Katholieke Encyclopaedie

Uitgeverij Joost van den Vondel (1933-1939)

Gepubliceerd op 29-10-2019

Olympische spelen

betekenis & definitie

(Ant. hist.), wedstrijden in Oud-Griekenland, die om de vier jaar plaats hadden (vanaf 776 v. Chr. tot 394 n. Chr., edict van Theodosius) en waarnaar de tijdrekening der Oudheid geregeld werd. Niet al de wedstrijden zijn even oud: in 776 werd de wedloop ingericht, in 706 de vijfkamp of pentathlon (springen, wedloop, speerwerpen, discus, worstelen), in 648 het wagenrennen en de paardenwedstrijden; sedert de 5e e. trof men er zelfs wedstrijden aan in de welsprekendheid, en tentoonstellingen van schilderijen.

Van de spelen, die zeven dagen duurden, werden de eerste en de laatste aan de offers voorbehouden. Alle steden uit de Gr. wereld zonden mededingers, w.o. vorsten als Hieron van Syracuse en Nero vermeld worden, en enkele steden borgen hun benoodigdheden op in een eigen schathuis. Ook het publiek was internationaal: alleen de vrouwen waren uitgesloten, zelfs op doodstraf. Plechtig waren de toebereidselen: een heilig vredesverdrag werd over de Gr. wereld afgekondigd.

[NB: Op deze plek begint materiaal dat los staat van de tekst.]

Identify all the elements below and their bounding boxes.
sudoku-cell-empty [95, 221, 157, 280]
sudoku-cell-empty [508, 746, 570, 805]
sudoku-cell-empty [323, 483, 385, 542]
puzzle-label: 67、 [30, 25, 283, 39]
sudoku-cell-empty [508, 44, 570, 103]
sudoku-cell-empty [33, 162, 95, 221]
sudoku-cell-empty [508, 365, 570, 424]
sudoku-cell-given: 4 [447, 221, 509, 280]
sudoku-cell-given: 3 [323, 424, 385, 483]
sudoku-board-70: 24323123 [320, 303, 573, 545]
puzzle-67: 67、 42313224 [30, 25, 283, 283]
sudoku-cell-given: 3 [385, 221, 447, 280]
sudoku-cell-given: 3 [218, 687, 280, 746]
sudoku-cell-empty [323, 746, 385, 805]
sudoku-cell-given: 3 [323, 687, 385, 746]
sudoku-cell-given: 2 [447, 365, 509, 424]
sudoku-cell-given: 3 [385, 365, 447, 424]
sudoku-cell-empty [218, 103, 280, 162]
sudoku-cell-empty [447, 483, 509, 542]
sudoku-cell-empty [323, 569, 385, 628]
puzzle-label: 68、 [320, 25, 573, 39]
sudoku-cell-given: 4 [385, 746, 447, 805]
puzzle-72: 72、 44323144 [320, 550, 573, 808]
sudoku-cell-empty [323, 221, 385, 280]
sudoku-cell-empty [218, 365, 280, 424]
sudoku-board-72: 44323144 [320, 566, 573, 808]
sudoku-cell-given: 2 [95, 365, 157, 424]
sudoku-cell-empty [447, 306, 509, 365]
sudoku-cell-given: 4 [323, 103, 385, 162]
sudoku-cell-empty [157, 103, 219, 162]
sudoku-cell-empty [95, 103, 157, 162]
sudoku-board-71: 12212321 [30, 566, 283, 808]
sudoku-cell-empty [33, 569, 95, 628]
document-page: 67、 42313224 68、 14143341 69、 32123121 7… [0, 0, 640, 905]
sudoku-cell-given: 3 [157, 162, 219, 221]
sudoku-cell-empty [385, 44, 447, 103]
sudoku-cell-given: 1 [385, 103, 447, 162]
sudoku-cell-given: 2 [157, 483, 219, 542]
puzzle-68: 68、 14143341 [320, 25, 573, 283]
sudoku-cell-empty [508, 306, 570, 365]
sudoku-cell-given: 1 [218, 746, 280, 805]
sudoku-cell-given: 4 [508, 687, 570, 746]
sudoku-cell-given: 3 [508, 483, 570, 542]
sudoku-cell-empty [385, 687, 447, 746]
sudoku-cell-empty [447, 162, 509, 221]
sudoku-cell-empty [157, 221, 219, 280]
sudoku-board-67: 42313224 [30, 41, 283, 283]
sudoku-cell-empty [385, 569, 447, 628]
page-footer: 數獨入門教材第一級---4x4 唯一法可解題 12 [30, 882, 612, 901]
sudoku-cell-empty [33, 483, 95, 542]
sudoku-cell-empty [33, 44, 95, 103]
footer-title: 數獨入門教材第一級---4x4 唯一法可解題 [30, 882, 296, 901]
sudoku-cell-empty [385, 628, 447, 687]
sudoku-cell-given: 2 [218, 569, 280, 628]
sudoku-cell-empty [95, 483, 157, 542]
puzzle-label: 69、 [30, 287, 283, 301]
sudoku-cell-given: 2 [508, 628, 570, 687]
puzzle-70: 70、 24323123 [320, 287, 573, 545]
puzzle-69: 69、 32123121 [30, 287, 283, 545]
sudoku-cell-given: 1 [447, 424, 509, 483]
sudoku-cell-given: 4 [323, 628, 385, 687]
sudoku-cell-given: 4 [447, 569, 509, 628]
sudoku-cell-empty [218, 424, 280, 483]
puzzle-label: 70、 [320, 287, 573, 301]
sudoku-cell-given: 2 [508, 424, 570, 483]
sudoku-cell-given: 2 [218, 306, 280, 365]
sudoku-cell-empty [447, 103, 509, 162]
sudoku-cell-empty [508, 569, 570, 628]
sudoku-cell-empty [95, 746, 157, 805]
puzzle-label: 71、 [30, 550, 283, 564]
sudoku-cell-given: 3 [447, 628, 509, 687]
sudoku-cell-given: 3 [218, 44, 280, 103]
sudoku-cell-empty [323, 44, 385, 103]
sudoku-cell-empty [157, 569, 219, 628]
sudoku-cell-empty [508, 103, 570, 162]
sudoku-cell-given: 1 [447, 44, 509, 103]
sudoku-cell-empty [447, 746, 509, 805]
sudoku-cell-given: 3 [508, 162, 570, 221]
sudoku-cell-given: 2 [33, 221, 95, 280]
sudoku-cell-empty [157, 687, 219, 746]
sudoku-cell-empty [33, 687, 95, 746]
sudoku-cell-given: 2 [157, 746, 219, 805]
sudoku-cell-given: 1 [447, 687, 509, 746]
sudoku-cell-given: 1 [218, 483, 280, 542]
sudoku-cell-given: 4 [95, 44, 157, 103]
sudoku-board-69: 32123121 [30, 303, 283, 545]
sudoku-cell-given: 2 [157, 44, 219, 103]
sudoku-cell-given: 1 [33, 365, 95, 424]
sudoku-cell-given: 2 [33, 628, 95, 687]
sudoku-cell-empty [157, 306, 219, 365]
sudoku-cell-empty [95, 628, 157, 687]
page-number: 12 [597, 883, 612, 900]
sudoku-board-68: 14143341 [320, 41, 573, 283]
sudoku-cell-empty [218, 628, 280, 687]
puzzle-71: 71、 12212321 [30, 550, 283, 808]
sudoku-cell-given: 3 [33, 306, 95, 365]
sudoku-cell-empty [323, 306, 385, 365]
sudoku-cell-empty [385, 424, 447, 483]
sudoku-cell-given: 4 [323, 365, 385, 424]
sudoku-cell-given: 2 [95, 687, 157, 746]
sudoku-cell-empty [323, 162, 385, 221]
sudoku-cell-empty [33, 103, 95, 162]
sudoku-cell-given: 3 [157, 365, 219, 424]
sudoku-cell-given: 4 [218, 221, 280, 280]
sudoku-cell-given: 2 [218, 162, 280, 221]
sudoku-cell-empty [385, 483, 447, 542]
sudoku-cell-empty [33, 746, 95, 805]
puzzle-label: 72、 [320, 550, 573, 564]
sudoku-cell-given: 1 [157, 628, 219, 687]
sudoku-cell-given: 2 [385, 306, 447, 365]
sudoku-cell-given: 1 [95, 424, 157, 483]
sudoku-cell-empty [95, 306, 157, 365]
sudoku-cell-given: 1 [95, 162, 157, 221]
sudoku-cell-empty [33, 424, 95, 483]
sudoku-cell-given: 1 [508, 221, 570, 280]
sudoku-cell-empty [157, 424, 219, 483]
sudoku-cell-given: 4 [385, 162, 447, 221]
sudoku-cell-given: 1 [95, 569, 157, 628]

Voor de inrichting der spelen, het uitkiezen en het oefenen der athleten, die vrije, niet-veroordeelde Grieken (later ook Macedoniërs en Romeinen) waren en 60 dagen speciale training ter plaatse moesten doen, zorgde de commissie der → Hellanodikai. De athleet zwoer eerlijk en trouw de vastgestelde regels te zullen naleven. De eenige stoffelijke belooning was een olijftak; de overwinnaar werd uitbundig gevierd en mocht zijn standbeeld laten oprichten. Toch werd er in de Oudheid reeds critiek uitgeoefend tegen het barbaarsche van kampen als het pancration, een gecombineerden boksen worstelwedstrijd, waarbij, als in het huidige jiu-jitsu, alle vormen van geweld geoorloofd waren.Inwendig verval ontstond reeds in de 4e e. v. Chr. Evenals in de moderne sport verdween het zuiver sportief karakter onder den invloed van beroepsathletiek, weddenschappen, omkooperij, enz. Daartegen vermochten de Macedonische heerschers en Romeinsche keizers niets. Trouwens het algemeen-zedelijk peil van dit bonte, op pleizier beluste wereldje zal, vooral in de latere periode, niet vrij hoog geweest zijn. E. De Wade.

De moderne Olymp. spelen werden gepropageerd door den Fr. baron P. de Coubertin, tot bevordering van gezonde en ontwikkelende sport voor de jeugd en als middel tot internationale verbroedering. 23 Juni 1894 werd op een intern, congres in de Sorbonne te Parijs tot wederinstelling besloten. Een intern. Olympisch Comité richtte de eerste spelen in te Athene (1896), waarvoor het oude Atheensche stadion (80 000 pl.) werd herbouwd. Een Grieksche schaapherder won den Marathonloop, verder werden alle overwinningen door de Amerikanen behaald, die dat de eerste drie spelen volhielden. De volgende spelen waren 1900 Parijs, 1904 St. Louis (N.-Amer.), 1908 Londen, 1912 Stockholm (hier kwamen 4 742 sportlui van 27 naties, de sport bleek sterk in opbloei), 1920 Antwerpen (hier waren de centrale landen nog uitgesloten), 1924 Parijs (hier werden de meeste wereldrecords verbeterd), 1928 Amsterdam, 1932 Los Angeles, 1936 Berlijn (waar de Ned. zwemsters vele wereldrecords haalden). De Olympische winterspelen worden sinds 1924 apart gehouden.

Aan de O. s. kunnen alle amateurs der beschaafde landen deelnemen. Zij leggen allen den Olympischen eed af, eerlijk te strijden tot eer van het vaderland, tot roem van de sport. Iloofdzaak der spelen is de lichte athletiek, maar geen enkele tak van sport is uitgesloten. De vlag der O. s. bestaat uit vijf ineengevlochten ringen (rood-groen-zwart-geel-blauw), die de vijf werelddeelen voorstellen.